For Lisa Love, a special education teacher at H.L. Suverkrup Elementary School, space and astronomy have been longtime interests.

That’s why for the past two years she applied numerous times to attend a “NASA Social” event, where folks travel to NASA facilities and get to witness science in action, then share their experiences on social media.

After application number seven, though, she felt a little discouraged.

“I don’t have a ton of Twitter followers or Facebook followers like so many other people do, so I figured that might have had something to do with it,” she said.

But it seems the eighth time was the charm for Love, who was accepted and got to travel to the “space coast” in Florida to witness a rocket launch and tour Kennedy Space Center.
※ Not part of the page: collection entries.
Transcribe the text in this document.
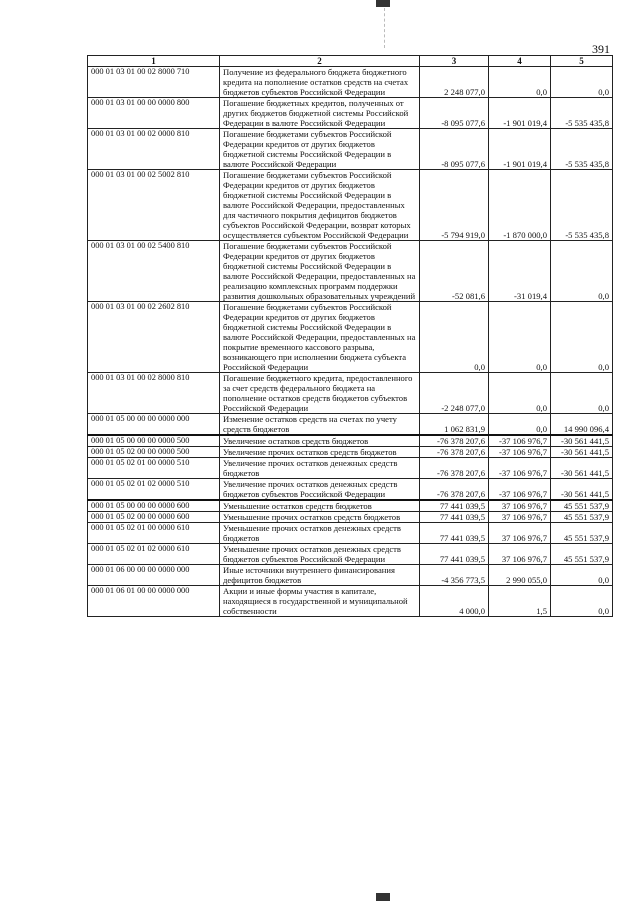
391
1	2	3	4	5
000 01 03 01 00 02 8000 710	Получение из федерального бюджета бюджетного кредита на пополнение остатков средств на счетах бюджетов субъектов Российской Федерации	2 248 077,0	0,0	0,0
000 01 03 01 00 00 0000 800	Погашение бюджетных кредитов, полученных от других бюджетов бюджетной системы Российской Федерации в валюте Российской Федерации	-8 095 077,6	-1 901 019,4	-5 535 435,8
000 01 03 01 00 02 0000 810	Погашение бюджетами субъектов Российской Федерации кредитов от других бюджетов бюджетной системы Российской Федерации в валюте Российской Федерации	-8 095 077,6	-1 901 019,4	-5 535 435,8
000 01 03 01 00 02 5002 810	Погашение бюджетами субъектов Российской Федерации кредитов от других бюджетов бюджетной системы Российской Федерации в валюте Российской Федерации, предоставленных для частичного покрытия дефицитов бюджетов субъектов Российской Федерации, возврат которых осуществляется субъектом Российской Федерации	-5 794 919,0	-1 870 000,0	-5 535 435,8
000 01 03 01 00 02 5400 810	Погашение бюджетами субъектов Российской Федерации кредитов от других бюджетов бюджетной системы Российской Федерации в валюте Российской Федерации, предоставленных на реализацию комплексных программ поддержки развития дошкольных образовательных учреждений	-52 081,6	-31 019,4	0,0
000 01 03 01 00 02 2602 810	Погашение бюджетами субъектов Российской Федерации кредитов от других бюджетов бюджетной системы Российской Федерации в валюте Российской Федерации, предоставленных на покрытие временного кассового разрыва, возникающего при исполнении бюджета субъекта Российской Федерации	0,0	0,0	0,0
000 01 03 01 00 02 8000 810	Погашение бюджетного кредита, предоставленного за счет средств федерального бюджета на пополнение остатков средств бюджетов субъектов Российской Федерации	-2 248 077,0	0,0	0,0
000 01 05 00 00 00 0000 000	Изменение остатков средств на счетах по учету средств бюджетов	1 062 831,9	0,0	14 990 096,4
000 01 05 00 00 00 0000 500	Увеличение остатков средств бюджетов	-76 378 207,6	-37 106 976,7	-30 561 441,5
000 01 05 02 00 00 0000 500	Увеличение прочих остатков средств бюджетов	-76 378 207,6	-37 106 976,7	-30 561 441,5
000 01 05 02 01 00 0000 510	Увеличение прочих остатков денежных средств бюджетов	-76 378 207,6	-37 106 976,7	-30 561 441,5
000 01 05 02 01 02 0000 510	Увеличение прочих остатков денежных средств бюджетов субъектов Российской Федерации	-76 378 207,6	-37 106 976,7	-30 561 441,5
000 01 05 00 00 00 0000 600	Уменьшение остатков средств бюджетов	77 441 039,5	37 106 976,7	45 551 537,9
000 01 05 02 00 00 0000 600	Уменьшение прочих остатков средств бюджетов	77 441 039,5	37 106 976,7	45 551 537,9
000 01 05 02 01 00 0000 610	Уменьшение прочих остатков денежных средств бюджетов	77 441 039,5	37 106 976,7	45 551 537,9
000 01 05 02 01 02 0000 610	Уменьшение прочих остатков денежных средств бюджетов субъектов Российской Федерации	77 441 039,5	37 106 976,7	45 551 537,9
000 01 06 00 00 00 0000 000	Иные источники внутреннего финансирования дефицитов бюджетов	-4 356 773,5	2 990 055,0	0,0
000 01 06 01 00 00 0000 000	Акции и иные формы участия в капитале, находящиеся в государственной и муниципальной собственности	4 000,0	1,5	0,0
“I was really, really excited to find out,” she said.

The event that Love was set to attend was a test of the Orion spacecraft’s “launch abort system,” which makes sure that there is an escape route for astronauts in case of a catastrophic failure during liftoff.

She said that after she saw that it was a test, she “wasn’t sure what to expect,” but over the course of the experience, she gained some valuable insights.

In a blog post she wrote after the trip, she explained that NASA is “teaching us all how to be good earthlings.”

She said that people can learn a lot about mistakes and how to prepare for them from the test.

“Have a Launch Abort System for your words and actions,” she wrote.

Love said that watching the launch was an incredible experience, and she plans to tell her students about the experience when she gets back into the classroom at the end of the month.

This isn’t the first time that Love has shared some out-of-this-world experiences with students at H.L. Suverkrup, though.

Three years ago, she introduced Principal Trish Valentin to another NASA program where people can register to get their names etched microscopically onto a silicon chip inside of a rover headed to Mars.

And soon enough the whole school got their “boarding passes” and their names were enroute to the red planet.

She also wrote a letter to NASA that landed her school a live video call with the folks on the International Space Station, where kids got to ask astronauts questions and learn what life orbiting the earth is like.

“It just seemed like the whole school was floating around the earth for the next three days, because it was just incredible,” Love said.

Valentin said that it was the “experience of a lifetime.”

Love’s passion for space and persistence when it comes to getting kids excited about the subject has had a big effect on the school, too, according to Valentin.

“As you walk around campus you can hear students talking about NASA and astronomy,” she said. “Teachers are incorporating space into their lessons.

“This has helped our students to see a world outside of Yuma.”

And even though astronomy and space has been a passion of Love’s for a long time, she said that introducing it to students has brought a whole new meaning to the subject.

“I think that, at least for the students that I’ve worked with, because so many of them had never really looked up at the stars at night and never had that experience, I started to develop this feeling like I just want to give them a reason to look up,” Love said. “I want to give them a reason to look up and dream.”